The UK Financial Conduct Authority (FCA) has imposed a monetary penalty of £28m on Lloyds TSB Bank and Bank of Scotland, for selling any financial products to customers, without assessing their needs.
The market watchdog accused both banks, which are part of Lloyds Banking Group (LBG), for their retail conduct failings and said that they developed a culture of mis-selling of products.
The incentive schemes, which were executed during 2010 and 2012, led to a serious risk that sales staff were put under pressure to hit targets to get a bonus or avoid being demoted, instead of concentrating on the requirements of consumers.
"In one instance an adviser sold protection products to himself, his wife and a colleague to prevent himself from being demoted," the FCA said in a statement.
FCA enforcement and financial crime director Tracey McDermott said, "Financial incentive schemes are an important indicator of what management values and a key influence on the culture of the organisation, so they must be designed with the customer at the heart.

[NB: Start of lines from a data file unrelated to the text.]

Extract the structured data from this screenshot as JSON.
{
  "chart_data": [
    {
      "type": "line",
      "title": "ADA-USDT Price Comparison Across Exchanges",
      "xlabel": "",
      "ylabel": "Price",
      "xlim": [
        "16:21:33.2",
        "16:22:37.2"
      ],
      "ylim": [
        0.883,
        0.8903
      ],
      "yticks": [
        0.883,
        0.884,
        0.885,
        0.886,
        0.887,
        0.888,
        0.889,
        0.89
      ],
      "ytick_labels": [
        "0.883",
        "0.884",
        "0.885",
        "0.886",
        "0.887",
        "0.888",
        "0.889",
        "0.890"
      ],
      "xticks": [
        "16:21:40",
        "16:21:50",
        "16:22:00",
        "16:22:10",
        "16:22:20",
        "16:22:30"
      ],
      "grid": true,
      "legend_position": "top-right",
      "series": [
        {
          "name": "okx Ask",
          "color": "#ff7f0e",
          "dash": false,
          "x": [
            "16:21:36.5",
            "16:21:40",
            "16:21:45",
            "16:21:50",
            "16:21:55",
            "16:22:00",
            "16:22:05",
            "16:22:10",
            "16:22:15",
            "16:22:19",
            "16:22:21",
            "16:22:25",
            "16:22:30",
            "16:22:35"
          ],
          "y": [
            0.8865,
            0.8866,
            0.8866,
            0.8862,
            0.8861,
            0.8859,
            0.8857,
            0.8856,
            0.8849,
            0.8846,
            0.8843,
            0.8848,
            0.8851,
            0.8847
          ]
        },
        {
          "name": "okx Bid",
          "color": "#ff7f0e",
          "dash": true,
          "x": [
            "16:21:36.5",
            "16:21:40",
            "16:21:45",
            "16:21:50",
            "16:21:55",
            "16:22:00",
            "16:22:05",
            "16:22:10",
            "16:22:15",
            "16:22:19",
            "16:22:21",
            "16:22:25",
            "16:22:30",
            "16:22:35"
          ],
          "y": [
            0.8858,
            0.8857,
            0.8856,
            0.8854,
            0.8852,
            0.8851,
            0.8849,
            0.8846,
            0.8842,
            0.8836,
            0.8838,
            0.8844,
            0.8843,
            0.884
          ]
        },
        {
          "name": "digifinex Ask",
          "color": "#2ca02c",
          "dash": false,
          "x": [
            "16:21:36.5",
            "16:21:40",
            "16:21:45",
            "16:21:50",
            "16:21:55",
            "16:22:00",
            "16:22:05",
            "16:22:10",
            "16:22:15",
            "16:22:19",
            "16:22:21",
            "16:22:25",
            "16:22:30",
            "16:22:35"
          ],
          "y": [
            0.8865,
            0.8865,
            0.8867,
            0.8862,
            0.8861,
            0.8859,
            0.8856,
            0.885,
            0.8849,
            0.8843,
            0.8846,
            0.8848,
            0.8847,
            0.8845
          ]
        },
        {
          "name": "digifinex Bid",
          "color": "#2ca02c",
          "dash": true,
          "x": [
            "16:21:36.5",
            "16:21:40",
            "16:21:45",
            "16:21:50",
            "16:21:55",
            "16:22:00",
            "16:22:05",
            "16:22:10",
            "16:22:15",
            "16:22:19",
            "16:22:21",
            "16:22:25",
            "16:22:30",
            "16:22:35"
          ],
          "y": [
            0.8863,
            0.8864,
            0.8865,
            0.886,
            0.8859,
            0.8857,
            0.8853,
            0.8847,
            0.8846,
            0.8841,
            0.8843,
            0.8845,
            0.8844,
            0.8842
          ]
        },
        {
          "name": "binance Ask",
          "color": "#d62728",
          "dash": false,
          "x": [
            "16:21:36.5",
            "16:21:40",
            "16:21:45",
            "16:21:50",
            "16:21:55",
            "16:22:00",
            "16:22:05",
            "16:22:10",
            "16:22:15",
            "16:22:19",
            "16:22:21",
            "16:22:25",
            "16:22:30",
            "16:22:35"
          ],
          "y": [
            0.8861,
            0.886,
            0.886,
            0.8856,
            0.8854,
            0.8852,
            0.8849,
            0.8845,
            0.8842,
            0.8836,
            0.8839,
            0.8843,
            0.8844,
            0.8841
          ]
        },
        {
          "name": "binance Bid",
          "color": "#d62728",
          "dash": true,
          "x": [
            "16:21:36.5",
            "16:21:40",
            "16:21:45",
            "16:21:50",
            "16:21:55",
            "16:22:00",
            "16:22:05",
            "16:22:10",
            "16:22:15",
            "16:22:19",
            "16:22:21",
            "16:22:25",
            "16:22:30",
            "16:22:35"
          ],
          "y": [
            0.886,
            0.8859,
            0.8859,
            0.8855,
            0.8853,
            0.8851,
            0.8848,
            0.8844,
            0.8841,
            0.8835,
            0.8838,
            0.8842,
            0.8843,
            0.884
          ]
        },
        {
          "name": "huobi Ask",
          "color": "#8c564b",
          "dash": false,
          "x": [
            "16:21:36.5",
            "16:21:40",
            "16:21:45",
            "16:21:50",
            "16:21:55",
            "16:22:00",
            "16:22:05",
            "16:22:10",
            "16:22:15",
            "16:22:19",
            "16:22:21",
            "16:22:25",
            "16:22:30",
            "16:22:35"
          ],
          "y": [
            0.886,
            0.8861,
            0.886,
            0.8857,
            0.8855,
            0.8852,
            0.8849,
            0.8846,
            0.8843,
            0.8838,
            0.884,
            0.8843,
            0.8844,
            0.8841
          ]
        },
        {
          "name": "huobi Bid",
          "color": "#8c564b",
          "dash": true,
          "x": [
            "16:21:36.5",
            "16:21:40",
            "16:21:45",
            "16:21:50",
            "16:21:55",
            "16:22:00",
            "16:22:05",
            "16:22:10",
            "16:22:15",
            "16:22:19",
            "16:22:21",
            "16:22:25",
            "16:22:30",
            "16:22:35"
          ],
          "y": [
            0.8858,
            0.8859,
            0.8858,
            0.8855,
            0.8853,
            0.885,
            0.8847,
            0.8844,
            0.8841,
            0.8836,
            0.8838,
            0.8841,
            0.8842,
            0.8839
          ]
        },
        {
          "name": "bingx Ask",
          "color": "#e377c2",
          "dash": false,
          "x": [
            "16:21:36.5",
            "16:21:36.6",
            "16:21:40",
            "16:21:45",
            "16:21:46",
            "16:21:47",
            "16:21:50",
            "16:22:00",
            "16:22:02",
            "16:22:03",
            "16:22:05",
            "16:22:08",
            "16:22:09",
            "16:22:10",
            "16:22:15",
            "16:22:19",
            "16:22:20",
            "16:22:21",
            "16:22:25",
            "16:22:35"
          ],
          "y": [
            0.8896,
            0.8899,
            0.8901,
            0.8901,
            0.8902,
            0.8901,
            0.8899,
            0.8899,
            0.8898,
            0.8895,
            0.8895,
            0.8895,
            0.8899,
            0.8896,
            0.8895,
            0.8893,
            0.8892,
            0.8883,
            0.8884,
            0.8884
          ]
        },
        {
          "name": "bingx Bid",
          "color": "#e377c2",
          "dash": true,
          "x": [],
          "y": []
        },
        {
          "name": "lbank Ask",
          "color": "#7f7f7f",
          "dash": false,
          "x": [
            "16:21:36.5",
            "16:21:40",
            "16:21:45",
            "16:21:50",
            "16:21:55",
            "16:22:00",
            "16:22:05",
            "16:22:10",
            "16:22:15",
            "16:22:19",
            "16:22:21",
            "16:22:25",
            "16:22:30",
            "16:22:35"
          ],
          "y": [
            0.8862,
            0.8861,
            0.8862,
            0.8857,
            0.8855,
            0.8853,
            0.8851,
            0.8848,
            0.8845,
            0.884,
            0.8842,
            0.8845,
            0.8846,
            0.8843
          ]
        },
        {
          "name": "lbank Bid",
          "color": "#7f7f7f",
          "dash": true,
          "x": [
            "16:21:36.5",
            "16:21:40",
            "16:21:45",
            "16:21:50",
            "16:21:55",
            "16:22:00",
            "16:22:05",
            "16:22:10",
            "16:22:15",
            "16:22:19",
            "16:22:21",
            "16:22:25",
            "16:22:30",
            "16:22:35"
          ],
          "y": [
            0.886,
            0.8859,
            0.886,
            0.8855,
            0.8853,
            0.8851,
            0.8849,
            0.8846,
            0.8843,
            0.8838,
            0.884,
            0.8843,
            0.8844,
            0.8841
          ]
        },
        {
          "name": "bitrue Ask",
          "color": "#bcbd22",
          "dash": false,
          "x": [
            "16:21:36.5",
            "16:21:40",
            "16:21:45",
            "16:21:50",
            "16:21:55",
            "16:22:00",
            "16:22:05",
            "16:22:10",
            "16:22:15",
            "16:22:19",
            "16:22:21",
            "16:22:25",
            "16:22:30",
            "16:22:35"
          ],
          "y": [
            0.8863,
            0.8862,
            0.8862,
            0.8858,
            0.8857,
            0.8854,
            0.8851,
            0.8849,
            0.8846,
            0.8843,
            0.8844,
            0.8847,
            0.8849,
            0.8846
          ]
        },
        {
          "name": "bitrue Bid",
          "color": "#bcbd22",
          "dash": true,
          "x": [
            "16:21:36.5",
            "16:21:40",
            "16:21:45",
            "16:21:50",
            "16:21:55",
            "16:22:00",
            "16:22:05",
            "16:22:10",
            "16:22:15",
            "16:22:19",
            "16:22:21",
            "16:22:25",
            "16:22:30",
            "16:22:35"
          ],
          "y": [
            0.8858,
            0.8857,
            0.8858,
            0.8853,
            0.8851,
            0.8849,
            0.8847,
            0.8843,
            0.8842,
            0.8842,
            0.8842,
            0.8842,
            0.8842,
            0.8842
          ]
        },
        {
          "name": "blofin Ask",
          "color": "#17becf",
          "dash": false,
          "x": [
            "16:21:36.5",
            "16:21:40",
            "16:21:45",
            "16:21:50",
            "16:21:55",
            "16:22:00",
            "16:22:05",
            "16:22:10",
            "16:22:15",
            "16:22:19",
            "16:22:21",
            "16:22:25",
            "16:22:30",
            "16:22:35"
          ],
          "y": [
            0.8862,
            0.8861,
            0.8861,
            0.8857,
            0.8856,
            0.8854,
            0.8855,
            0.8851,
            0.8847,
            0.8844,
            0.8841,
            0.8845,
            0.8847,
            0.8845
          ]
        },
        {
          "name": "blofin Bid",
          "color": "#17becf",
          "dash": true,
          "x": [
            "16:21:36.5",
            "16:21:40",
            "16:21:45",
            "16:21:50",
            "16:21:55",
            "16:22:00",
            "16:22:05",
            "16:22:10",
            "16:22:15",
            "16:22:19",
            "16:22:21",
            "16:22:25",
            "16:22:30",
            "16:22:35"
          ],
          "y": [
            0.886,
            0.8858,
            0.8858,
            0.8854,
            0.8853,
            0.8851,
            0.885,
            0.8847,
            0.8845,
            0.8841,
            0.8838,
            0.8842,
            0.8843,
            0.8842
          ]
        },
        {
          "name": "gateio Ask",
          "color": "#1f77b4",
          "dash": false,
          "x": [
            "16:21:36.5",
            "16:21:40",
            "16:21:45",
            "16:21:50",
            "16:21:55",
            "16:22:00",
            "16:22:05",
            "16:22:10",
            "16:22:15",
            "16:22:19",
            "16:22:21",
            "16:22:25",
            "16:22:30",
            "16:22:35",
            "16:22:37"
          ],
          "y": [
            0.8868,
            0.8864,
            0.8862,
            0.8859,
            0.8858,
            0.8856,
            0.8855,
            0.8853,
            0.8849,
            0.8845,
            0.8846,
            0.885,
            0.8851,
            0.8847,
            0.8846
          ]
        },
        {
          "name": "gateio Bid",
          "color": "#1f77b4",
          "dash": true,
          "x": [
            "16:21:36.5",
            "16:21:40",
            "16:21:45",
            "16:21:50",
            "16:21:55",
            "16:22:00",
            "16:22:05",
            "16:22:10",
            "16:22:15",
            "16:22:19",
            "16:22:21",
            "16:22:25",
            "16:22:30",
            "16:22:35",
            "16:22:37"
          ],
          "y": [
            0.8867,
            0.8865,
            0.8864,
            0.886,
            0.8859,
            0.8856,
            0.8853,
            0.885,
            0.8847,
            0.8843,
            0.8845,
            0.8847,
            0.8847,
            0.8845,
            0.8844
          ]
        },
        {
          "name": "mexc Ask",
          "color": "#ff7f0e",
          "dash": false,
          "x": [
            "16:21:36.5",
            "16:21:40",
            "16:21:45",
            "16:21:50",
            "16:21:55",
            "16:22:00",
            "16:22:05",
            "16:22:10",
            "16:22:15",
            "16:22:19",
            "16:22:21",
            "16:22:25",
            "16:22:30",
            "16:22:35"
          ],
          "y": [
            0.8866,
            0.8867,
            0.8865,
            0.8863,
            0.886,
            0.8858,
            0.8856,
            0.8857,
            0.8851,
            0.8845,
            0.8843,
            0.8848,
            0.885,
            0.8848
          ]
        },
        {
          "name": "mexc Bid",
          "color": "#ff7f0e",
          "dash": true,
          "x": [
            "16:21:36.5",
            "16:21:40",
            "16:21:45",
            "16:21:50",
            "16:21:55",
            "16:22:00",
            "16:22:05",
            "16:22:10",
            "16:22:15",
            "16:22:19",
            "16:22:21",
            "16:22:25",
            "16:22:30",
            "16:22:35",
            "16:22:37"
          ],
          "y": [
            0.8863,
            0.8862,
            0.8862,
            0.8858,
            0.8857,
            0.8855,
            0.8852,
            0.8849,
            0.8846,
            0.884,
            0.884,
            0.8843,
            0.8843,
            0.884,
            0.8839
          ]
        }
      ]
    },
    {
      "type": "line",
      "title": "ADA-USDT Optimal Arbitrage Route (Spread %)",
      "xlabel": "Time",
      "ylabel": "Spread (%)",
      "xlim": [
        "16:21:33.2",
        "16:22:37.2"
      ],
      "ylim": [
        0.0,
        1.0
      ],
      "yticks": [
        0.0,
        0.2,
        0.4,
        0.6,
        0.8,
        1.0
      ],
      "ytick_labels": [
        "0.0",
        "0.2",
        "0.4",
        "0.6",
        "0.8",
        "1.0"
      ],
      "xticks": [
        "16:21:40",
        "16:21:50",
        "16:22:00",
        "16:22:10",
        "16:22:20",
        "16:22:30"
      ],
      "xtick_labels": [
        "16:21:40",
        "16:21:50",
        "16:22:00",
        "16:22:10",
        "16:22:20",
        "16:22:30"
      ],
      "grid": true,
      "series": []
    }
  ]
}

"Customers have a right to expect better from our leading financial institutions and we expect firms to put customers first – but firms will never be able to do this if they incentivise their staff to do the opposite."
"Both Lloyds TSB and Bank of Scotland have made substantial changes, and the reviews of sales and the redress now being made should right many of these wrongs," McDermott added.
Both banks have consented to conduct an analysis of higher risk advisers’ sales and pay redress where unsuitable sales took place.
The FCA said that the Lloyds TSB had also been fined for the unsuitable sale of bonds in 2003, and due to repeated nature of offence, the fine has been increased to 10%. Although Lloyds settled the case at an early stage, it qualified for a 20% discount, otherwise the fine would have been £35m.